"ISB exposed me to new ways of thinking and connected me to people.I would have never met otherwise.I am grateful to my ISB Community."

Tell us about yourself, your current role, and your professional journey.      

My name is Priya Nadkarni. I am the founder of Mrida Education and Welfare Society and we work with tribal children from single parent families or orphans in Mandla (Madhya Pradesh) since 2016. We provide schooling, residential support, food, health check-ups, training in football and/or coding. 

We are in a region where school dropouts at high school are 30% and even the ones who are completing school are engaged in migrating for manual labour, doing petty jobs, subsistence farming and criminal activities. Skilling hasn’t helped too as there have been numerous organizations and initiatives. Most youth return to their villages after spending 3-6 months working in jobs they have been placed in, after undergoing a skills training program. 

While there are Government schools in the region, 1 out of 2 people don’t actually believe that education will lead to income or employment. We are looking to change that by creating role models for this region, and demonstrating that consistent hard work does pay off. This vision of transformation for eastern MP is a long-term process and we are committed to it fully. 
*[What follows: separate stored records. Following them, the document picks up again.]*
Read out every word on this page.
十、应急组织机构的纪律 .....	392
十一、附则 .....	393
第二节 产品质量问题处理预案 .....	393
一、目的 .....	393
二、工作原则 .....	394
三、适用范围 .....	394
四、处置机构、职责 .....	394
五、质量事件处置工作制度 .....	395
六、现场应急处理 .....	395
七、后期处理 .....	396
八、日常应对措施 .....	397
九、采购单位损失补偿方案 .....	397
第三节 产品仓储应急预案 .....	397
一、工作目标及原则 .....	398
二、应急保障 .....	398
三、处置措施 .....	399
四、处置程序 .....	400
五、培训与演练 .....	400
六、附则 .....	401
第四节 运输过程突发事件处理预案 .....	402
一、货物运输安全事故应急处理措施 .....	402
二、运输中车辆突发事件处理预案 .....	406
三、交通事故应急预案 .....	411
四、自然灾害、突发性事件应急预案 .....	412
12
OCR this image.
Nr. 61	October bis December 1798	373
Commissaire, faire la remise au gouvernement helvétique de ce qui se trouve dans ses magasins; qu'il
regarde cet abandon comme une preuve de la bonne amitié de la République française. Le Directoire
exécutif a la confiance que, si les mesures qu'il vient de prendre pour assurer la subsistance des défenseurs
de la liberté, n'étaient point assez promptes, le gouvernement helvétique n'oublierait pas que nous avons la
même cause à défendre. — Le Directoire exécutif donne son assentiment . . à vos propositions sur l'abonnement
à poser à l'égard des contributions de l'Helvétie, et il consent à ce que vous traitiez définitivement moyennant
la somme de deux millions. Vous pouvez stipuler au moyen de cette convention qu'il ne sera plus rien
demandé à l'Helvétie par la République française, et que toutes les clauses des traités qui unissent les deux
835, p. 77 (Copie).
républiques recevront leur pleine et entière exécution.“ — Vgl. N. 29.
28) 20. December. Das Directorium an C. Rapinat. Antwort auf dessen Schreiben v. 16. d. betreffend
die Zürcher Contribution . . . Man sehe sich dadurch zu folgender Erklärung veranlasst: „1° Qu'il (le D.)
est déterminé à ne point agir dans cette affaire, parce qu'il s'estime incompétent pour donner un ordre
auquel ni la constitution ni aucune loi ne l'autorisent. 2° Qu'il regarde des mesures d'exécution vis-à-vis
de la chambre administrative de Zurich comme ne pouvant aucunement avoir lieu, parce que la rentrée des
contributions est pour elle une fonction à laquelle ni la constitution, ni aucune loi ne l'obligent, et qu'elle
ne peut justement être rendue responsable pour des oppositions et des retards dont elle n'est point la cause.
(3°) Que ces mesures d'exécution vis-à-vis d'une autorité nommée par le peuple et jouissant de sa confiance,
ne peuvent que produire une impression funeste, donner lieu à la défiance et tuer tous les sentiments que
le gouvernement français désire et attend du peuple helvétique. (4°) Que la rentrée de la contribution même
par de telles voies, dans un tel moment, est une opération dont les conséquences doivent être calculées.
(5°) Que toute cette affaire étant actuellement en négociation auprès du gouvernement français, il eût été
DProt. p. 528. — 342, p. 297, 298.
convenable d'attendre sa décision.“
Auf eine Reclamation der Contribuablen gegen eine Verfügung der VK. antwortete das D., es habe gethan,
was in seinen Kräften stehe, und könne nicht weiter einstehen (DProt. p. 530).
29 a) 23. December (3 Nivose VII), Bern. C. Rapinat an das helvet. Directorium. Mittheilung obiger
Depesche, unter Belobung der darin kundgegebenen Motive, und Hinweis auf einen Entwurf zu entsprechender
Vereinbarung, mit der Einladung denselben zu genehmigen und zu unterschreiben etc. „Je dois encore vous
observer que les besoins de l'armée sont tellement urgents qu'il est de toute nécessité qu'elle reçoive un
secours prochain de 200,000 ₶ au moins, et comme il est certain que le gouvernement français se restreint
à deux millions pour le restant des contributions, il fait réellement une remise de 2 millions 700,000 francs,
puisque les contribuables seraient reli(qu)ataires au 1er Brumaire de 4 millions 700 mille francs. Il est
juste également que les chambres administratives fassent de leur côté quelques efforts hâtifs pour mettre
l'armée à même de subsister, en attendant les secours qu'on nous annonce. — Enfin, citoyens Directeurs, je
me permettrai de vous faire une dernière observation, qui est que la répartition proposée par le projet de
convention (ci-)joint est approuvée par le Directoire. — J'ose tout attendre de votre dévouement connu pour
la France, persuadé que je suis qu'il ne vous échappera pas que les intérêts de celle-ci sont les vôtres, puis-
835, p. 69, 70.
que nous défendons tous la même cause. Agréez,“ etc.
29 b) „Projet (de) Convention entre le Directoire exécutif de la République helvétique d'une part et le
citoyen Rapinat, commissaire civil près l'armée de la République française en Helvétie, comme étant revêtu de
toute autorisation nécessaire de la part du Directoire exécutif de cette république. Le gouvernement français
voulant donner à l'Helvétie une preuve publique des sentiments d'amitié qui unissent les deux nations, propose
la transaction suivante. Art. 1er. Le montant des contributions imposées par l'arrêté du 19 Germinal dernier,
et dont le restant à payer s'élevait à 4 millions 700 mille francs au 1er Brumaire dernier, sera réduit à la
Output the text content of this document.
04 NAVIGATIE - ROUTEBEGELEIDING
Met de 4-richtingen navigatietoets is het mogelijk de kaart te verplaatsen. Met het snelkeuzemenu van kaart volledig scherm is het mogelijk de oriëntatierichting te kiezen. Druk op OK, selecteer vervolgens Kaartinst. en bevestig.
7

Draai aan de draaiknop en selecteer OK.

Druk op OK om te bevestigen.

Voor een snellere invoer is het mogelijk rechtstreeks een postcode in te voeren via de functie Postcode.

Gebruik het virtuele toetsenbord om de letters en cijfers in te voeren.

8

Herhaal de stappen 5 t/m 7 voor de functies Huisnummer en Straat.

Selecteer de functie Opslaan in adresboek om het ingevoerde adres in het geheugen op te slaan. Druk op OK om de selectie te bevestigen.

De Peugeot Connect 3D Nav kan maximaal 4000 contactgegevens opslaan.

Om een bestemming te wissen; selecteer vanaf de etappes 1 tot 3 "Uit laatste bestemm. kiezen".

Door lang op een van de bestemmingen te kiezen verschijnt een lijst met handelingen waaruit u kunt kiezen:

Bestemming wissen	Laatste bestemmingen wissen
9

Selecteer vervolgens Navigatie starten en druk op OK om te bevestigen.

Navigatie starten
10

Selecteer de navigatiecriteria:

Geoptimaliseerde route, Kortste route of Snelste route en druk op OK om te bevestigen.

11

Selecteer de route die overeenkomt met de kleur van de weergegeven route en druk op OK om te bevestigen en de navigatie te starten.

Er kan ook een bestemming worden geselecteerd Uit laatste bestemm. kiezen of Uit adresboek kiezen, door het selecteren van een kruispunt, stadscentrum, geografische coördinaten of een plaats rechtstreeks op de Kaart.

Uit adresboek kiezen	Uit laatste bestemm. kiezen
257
I graduated from ISB in 2010 and started working with Unitus Capital in Bangalore, immediately after that. I worked there till the end of 2012 and then took up a consulting project with another large non-profit on skills training for tribal youth that required me to move to Mandla. After spending several years working in that area, I decided to work with children. 

What inspired you to join the PGP programme at ISB especially when it was in its infancy and when there were other choices?

The one-year program at ISB seemed right because I was keen to live and work in India. I also wanted to get back to working soon enough. I completed my PGP in 2010 so the School already had a good number of alumni in the industry back then – of course not as many as today.

Where did you think you were headed in your career before you took the course? How has the overall ISB experience affected the direction and what has been the ROI? 

I have always been focused on learning and what I gain out of an experience in terms of personal growth rather than ROI. Prior to ISB, I was a financial journalist, writing on capital markets for Business Standard in Mumbai. I have enjoyed working directly with people and building strong relationships with them. The ISB experience exposed me to newer ways of thinking and people who I would otherwise, never have met. It gave me all the necessary skills required to make sense of a complex multi-dimensional problem and build an organization to solve it. 

What ISB memories do you connect with most profoundly?  

Taking walks at night in ISB Hyderabad’s beautiful campus is immensely stimulating. I discovered many new titles on the fourth floor of the library and re-read some old classics in my time there. 

Your passion for entrepreneurship is quite intriguing. Was it a planned career path? How rewarding do you find it?

When I decided to start up, I had been in Madhya Pradesh for 4 years. I understood the community and the problems – I was clear that I wanted to work on something that would transform the community rather than work on piecemeal impact. The only way I could do that was if I had end-to-end control over the learning process – therefore, we decided to work with a select group of children in a focused, intensive way and then extend our learnings and best practices to sports, education and employment in the region. We are very clearly a region-focused non-profit in a region that has 2,00,000 children

How have you handled challenging times and what have your learnings been?

I find the work and words of Swami Vivekanand immensely inspiring and they have helped me in handling challenging times.  All of our work is service and it is my good fortune that I have the opportunity to do it. I am very grateful to family, friends and the ISB community for supporting our work.